Proctor leaned toward the conversation. The other ship was waiting for what signal?
“Good,” Patrick said. He turned his head and spat a fat glob of tobacco—it landed just inches from Proctor’s face. “Crawford is ready, and Crooks and Mallady. We’ll kill all the officers and the passengers, everybody but Fletcher, and we’ll make him navigate us to Ireland.”
Mutiny? Divine providence, ind
eed, Proctor thought bitterly.
“Do we have to kill all of them?” Shelden asked.
“Yes, we have to kill them,” Patrick sneered. “You want to wait until we come up against a British first-rate, seventy-four guns? You know what Barry does to his ships. He looks for battles, gets his ships sunk and his crews killed. Better he and a few officers die now than all of us later.”
“I think he meant the passengers,” the top man asked.
“Don’t worry about the passengers, if it bothers you,” Patrick said. “I’ll take care of them personally. Especially that one named Trent.”
Proctor tensed. Why did they want him dead especially?
“Who’s the buyer for the ship when we reach Ireland?” Shelden asked.
“Dee,” Patrick said. “His name is Dee.”
Proctor was stunned.
“What is this Dee, some kind of privateer?” Shelden asked.
“Why do you got so many questions?” Patrick asked.
“You know me, I won’t breathe a word, not even if Barry puts hot iron to my skin. I just want to know who we’re dealing with, in case anything goes wrong.”
“Nothing’s going to go wrong, not to me,” Patrick said. “And Dee’s doing this because he believes in England and the empire. He says we’re all Englishmen, we’re all part of one empire, and that’s the way it ought to be. He’s spending his own fortune on it. You saw the gold he gave us.”

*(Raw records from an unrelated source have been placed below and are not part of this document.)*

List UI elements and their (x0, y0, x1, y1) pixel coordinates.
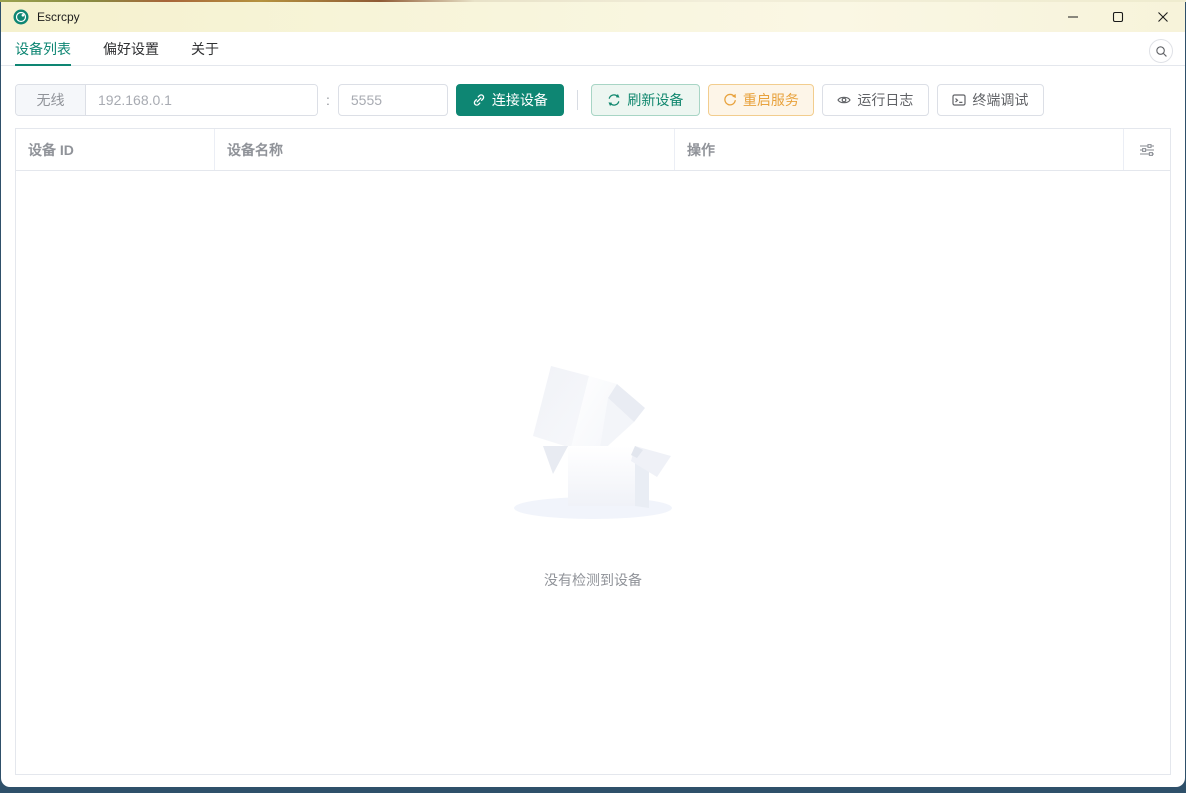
refresh-icon (607, 93, 621, 107)
tab-bar: 设备列表 偏好设置 关于 (1, 32, 1185, 66)
refresh-right-icon (723, 93, 737, 107)
port-separator: : (326, 92, 330, 108)
tab-label: 关于 (191, 40, 219, 57)
refresh-devices-label: 刷新设备 (627, 92, 684, 108)
app-logo-icon (13, 9, 29, 25)
tab-label: 设备列表 (15, 40, 71, 57)
search-icon (1155, 45, 1168, 58)
refresh-devices-button[interactable]: 刷新设备 (590, 84, 700, 116)
address-input-group: 无线 (15, 84, 318, 116)
link-icon (472, 93, 486, 107)
column-header-operation: 操作 (675, 129, 1124, 170)
connect-device-label: 连接设备 (491, 92, 548, 108)
window-title: Escrcpy (37, 10, 80, 24)
search-button[interactable] (1149, 39, 1173, 63)
device-table: 设备 ID 设备名称 操作 没有检测到设备 (15, 128, 1171, 775)
empty-box-icon (513, 356, 673, 526)
tab-label: 偏好设置 (103, 40, 159, 57)
maximize-icon (1112, 11, 1124, 23)
table-empty-area: 没有检测到设备 (16, 171, 1170, 774)
empty-state-text: 没有检测到设备 (544, 571, 642, 588)
tab-preferences[interactable]: 偏好设置 (103, 32, 159, 65)
minimize-icon (1067, 11, 1079, 23)
minimize-button[interactable] (1050, 2, 1095, 32)
column-settings-icon[interactable] (1139, 143, 1155, 157)
app-window: Escrcpy 设备列表 偏好设置 关于 无线 192.168.0.1: 55… (1, 2, 1185, 787)
port-input[interactable] (337, 84, 448, 116)
tab-about[interactable]: 关于 (191, 32, 219, 65)
restart-service-button[interactable]: 重启服务 (707, 84, 814, 116)
connect-device-button[interactable]: 连接设备 (455, 84, 564, 116)
toolbar-divider (576, 90, 578, 110)
terminal-debug-label: 终端调试 (972, 92, 1029, 108)
tab-device-list[interactable]: 设备列表 (15, 32, 71, 66)
close-icon (1157, 11, 1169, 23)
column-settings-cell (1124, 129, 1170, 170)
terminal-debug-button[interactable]: 终端调试 (936, 84, 1044, 116)
run-logs-label: 运行日志 (857, 92, 914, 108)
run-logs-button[interactable]: 运行日志 (821, 84, 929, 116)
table-header: 设备 ID 设备名称 操作 (16, 129, 1170, 171)
close-button[interactable] (1140, 2, 1185, 32)
ip-address-input[interactable] (86, 85, 317, 115)
maximize-button[interactable] (1095, 2, 1140, 32)
column-header-device-name: 设备名称 (215, 129, 675, 170)
terminal-icon (952, 93, 966, 107)
restart-service-label: 重启服务 (742, 92, 799, 108)
eye-icon (837, 93, 852, 107)
toolbar: 无线 : 连接设备 (1, 84, 1185, 116)
titlebar: Escrcpy (1, 2, 1185, 32)
wireless-mode-label[interactable]: 无线 (16, 85, 86, 115)
column-header-device-id: 设备 ID (16, 129, 215, 170)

Proctor was still shaking his head. How far was Dee’s reach? If he truly spoke with angels and demons, could they see the future and tell him what to do and when to act? The Americans desperately needed the supplies aboard the Lafayette. Was this aimed at stopping that ship or was it aimed at stopping Proctor as well? How could you defeat a witch that powerful, with a reach that far?
“Spent all my gold drinking,” the top man said.
“That’s how Crooks and Mallady ended up in the brig,” Shelden said.
“Well, they’re out now,” Patrick said. “We wait until tomorrow night, when we’ve left the bay, and then we strike on my signal. Got it?”